Church:
Let us not give up meeting together.
(Hebrews
10:25)
I respect anyone who makes it to church on Sunday morning.
For fifty years or so, I didn’t have a choice in the matter. If I didn’t show
up for church on Sunday morning, I’d get fired. But now, in retirement, I don’t
have to go to church. We are free to stay home and watch the football game.
It is work to go to church. You have to rally the whole
family; or, in my case, there’s always some part of my physical body that’s
malfunctioning enough to provide an excuse to forgo the task.
That is how we felt last Sunday. But we rallied. We put
ourselves together. We made it to church. We did “not give up meeting together.”

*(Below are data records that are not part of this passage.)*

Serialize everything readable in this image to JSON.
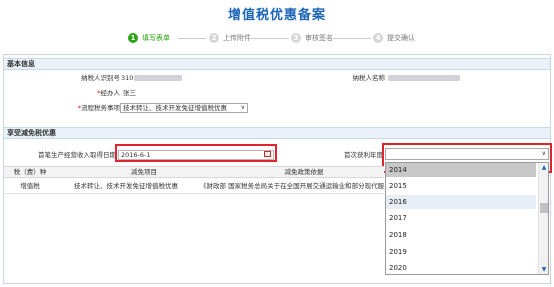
{
  "title": "增值税优惠备案",
  "steps": [
    {
      "num": "1",
      "label": "填写表单",
      "active": true
    },
    {
      "num": "2",
      "label": "上传附件",
      "active": false
    },
    {
      "num": "3",
      "label": "审核签名",
      "active": false
    },
    {
      "num": "4",
      "label": "提交确认",
      "active": false
    }
  ],
  "basic": {
    "section_title": "基本信息",
    "taxpayer_id_label": "纳税人识别号",
    "taxpayer_id_value": "310",
    "taxpayer_name_label": "纳税人名称",
    "handler_label": "经办人",
    "handler_value": "张三",
    "process_label": "流程税务事项",
    "process_value": "技术转让、技术开发免征增值税优惠"
  },
  "relief": {
    "section_title": "享受减免税优惠",
    "first_income_label": "首笔生产经营收入取得日期",
    "first_income_value": "2016-6-1",
    "first_profit_year_label": "首次获利年度",
    "first_profit_year_value": ""
  },
  "table": {
    "headers": [
      "税（费）种",
      "减免项目",
      "减免政策依据"
    ],
    "rows": [
      [
        "增值税",
        "技术转让、技术开发免征增值税优惠",
        "《财政部 国家税务总局关于在全国开展交通运输业和部分现代服"
      ]
    ]
  },
  "year_dropdown": {
    "options": [
      "2014",
      "2015",
      "2016",
      "2017",
      "2018",
      "2019",
      "2020"
    ],
    "highlighted": "2014",
    "hovered": "2016"
  }
}
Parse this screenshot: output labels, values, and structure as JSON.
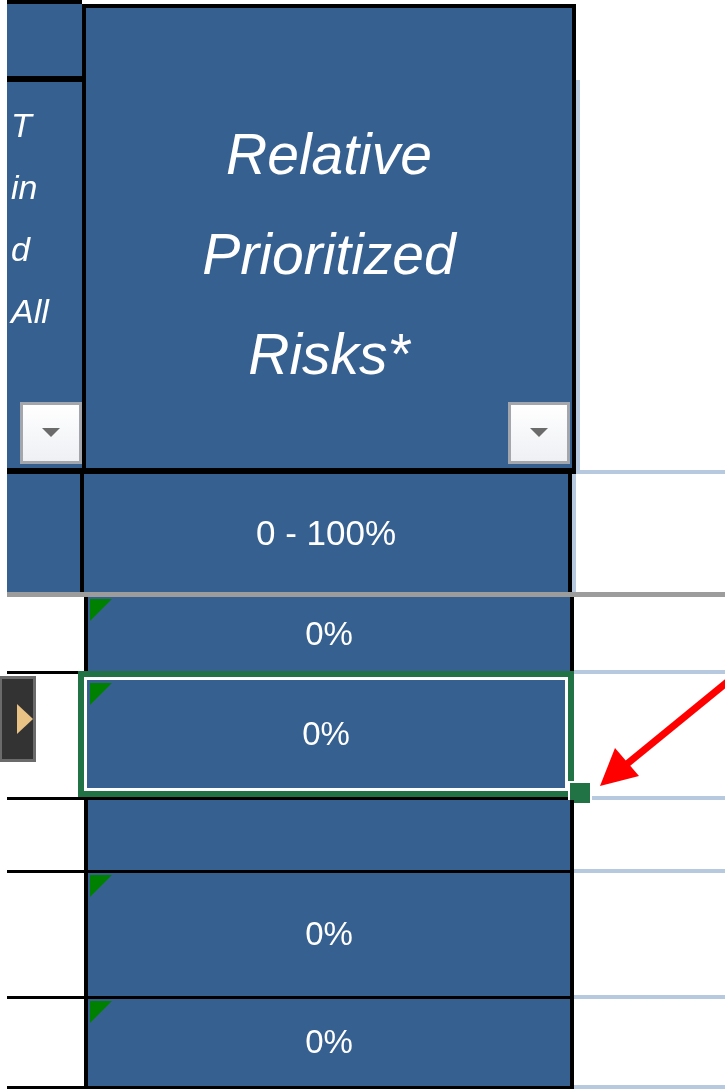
{
  "header": {
    "left_column_fragments": [
      "T",
      "in",
      "d",
      "All"
    ],
    "title": "Relative Prioritized Risks*"
  },
  "units": "0 - 100%",
  "rows": [
    {
      "value": "0%",
      "error_indicator": true,
      "selected": false,
      "row_button": false
    },
    {
      "value": "0%",
      "error_indicator": true,
      "selected": true,
      "row_button": true
    },
    {
      "error_indicator": false,
      "selected": false,
      "row_button": false
    },
    {
      "value": "0%",
      "error_indicator": true,
      "selected": false,
      "row_button": false
    },
    {
      "value": "0%",
      "error_indicator": true,
      "selected": false,
      "row_button": false
    }
  ]
}
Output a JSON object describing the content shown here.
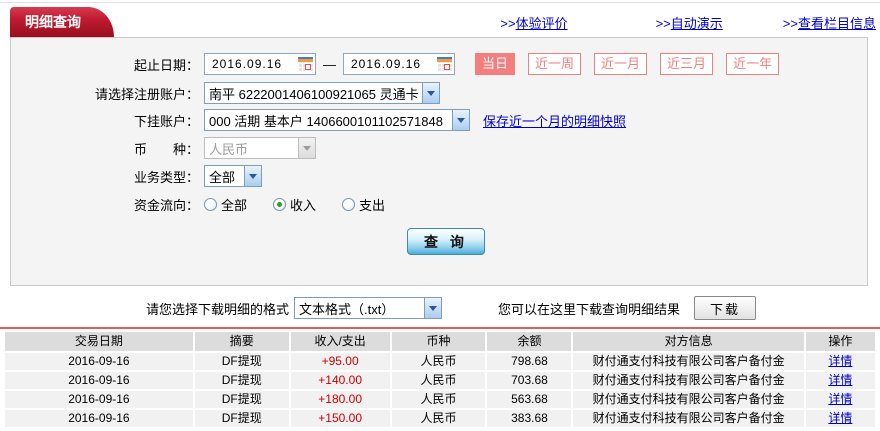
{
  "header": {
    "tab_title": "明细查询",
    "links": [
      {
        "prefix": ">>",
        "label": "体验评价"
      },
      {
        "prefix": ">>",
        "label": "自动演示"
      },
      {
        "prefix": ">>",
        "label": "查看栏目信息"
      }
    ]
  },
  "form": {
    "date_label": "起止日期：",
    "date_from": "2016.09.16",
    "date_separator": "—",
    "date_to": "2016.09.16",
    "quick_buttons": [
      {
        "label": "当日",
        "active": true
      },
      {
        "label": "近一周",
        "active": false
      },
      {
        "label": "近一月",
        "active": false
      },
      {
        "label": "近三月",
        "active": false
      },
      {
        "label": "近一年",
        "active": false
      }
    ],
    "account_label": "请选择注册账户：",
    "account_value": "南平 6222001406100921065 灵通卡",
    "sub_account_label": "下挂账户：",
    "sub_account_value": "000 活期 基本户 1406600101102571848",
    "snapshot_link": "保存近一个月的明细快照",
    "currency_label": "币　　种：",
    "currency_value": "人民币",
    "biz_type_label": "业务类型：",
    "biz_type_value": "全部",
    "flow_label": "资金流向：",
    "flow_options": [
      {
        "label": "全部",
        "selected": false
      },
      {
        "label": "收入",
        "selected": true
      },
      {
        "label": "支出",
        "selected": false
      }
    ],
    "query_button": "查 询"
  },
  "download": {
    "format_label": "请您选择下载明细的格式",
    "format_value": "文本格式（.txt）",
    "hint": "您可以在这里下载查询明细结果",
    "button_label": "下载"
  },
  "table": {
    "headers": [
      "交易日期",
      "摘要",
      "收入/支出",
      "币种",
      "余额",
      "对方信息",
      "操作"
    ],
    "rows": [
      {
        "date": "2016-09-16",
        "summary": "DF提现",
        "amount": "+95.00",
        "currency": "人民币",
        "balance": "798.68",
        "counterparty": "财付通支付科技有限公司客户备付金",
        "action": "详情"
      },
      {
        "date": "2016-09-16",
        "summary": "DF提现",
        "amount": "+140.00",
        "currency": "人民币",
        "balance": "703.68",
        "counterparty": "财付通支付科技有限公司客户备付金",
        "action": "详情"
      },
      {
        "date": "2016-09-16",
        "summary": "DF提现",
        "amount": "+180.00",
        "currency": "人民币",
        "balance": "563.68",
        "counterparty": "财付通支付科技有限公司客户备付金",
        "action": "详情"
      },
      {
        "date": "2016-09-16",
        "summary": "DF提现",
        "amount": "+150.00",
        "currency": "人民币",
        "balance": "383.68",
        "counterparty": "财付通支付科技有限公司客户备付金",
        "action": "详情"
      }
    ]
  },
  "colors": {
    "tab_red": "#b2132a",
    "accent_salmon": "#f47d7d",
    "link_blue": "#0000cc",
    "amount_red": "#cc0000",
    "divider_red": "#e25c5c",
    "header_gray": "#dcdcdc",
    "row_gray": "#f1f1f1",
    "query_btn_blue": "#4aabda"
  }
}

Church was good. Church most always is. It’s just the
getting there. There’s goodness in singing our songs of praise and in praying
our prayers and in listening to the message and then participating in the
Table; but last Sunday, I was reminded of the goodness of just being
“together”. We lingered about so long after the service that we bumped into folks
making their way to the second service. One couple we met, Kevin and Ellen Gray,
we had not seen for a spell. Ellen, a poet, thanked me for a poem I had Kevin
give her awhile back.
This encounter prompts Ellen to send me one of her poems:
“Pilate’s Wife Listens for Crickets”. It was worth going to church on Sunday morning
just for that—that poem. I’ll pass it on. It’s a reflection on a single
sentence, one verse: “While Pilate was sitting on the judge’s seat, his wife
sent him a message…” (Mt 27:19).
The man with all the power gets it wrong. The woman, like Mary and Elizabeth
and Mary of Bethany along with all those Galilean women; get it—or, sort of get
it. These women somehow get that Jesus is more. Give the poem a few reads, and
imagine Pilate’s wife:
Pilate’s Wife Listens for Crickets, by Ellen Gray
The crucifixions come after Passover
the chant of Pharisees
the cry of thieves
and what about me?
when your days are a lie
and your mirages are true
you go a little bit mad
from the window I see hanging
dead bodies, I shiver in loneliness
pacing over palace floors
rolling my sins over and over and
over, into an obsessive stone
standing like a cruel idol
on the path to green pastures
how unfixable living is
the weakness of laws
the losing rebellions
the blind violence of driving
a rusty nail through a human hand
three nights on earth
can feel like an eternity
waiting at the window
waiting at the door
waiting at the gate
for something like good news
the little chirp of life
almost starts too late
the silent grip of the night broken
by a beating chorus
neither seraphim or cherubim
but the lyrics of crickets
singing in the dark garden
repeating and repeating,
notes like a heartbeat
the comfort of call
and answer, assurance
revealed in the song
of a humble creature's wings.
One
other surprise, it just so happens that the pastor spoke from the Epistle to
the Ephesians about how we are God’s “poem” (2:10), from the Greek word poiÄ“ma
from which we get our English word “poem”. It speaks of God’s special,
thoughtful, creative work. We are God’s poem, isn’t that something?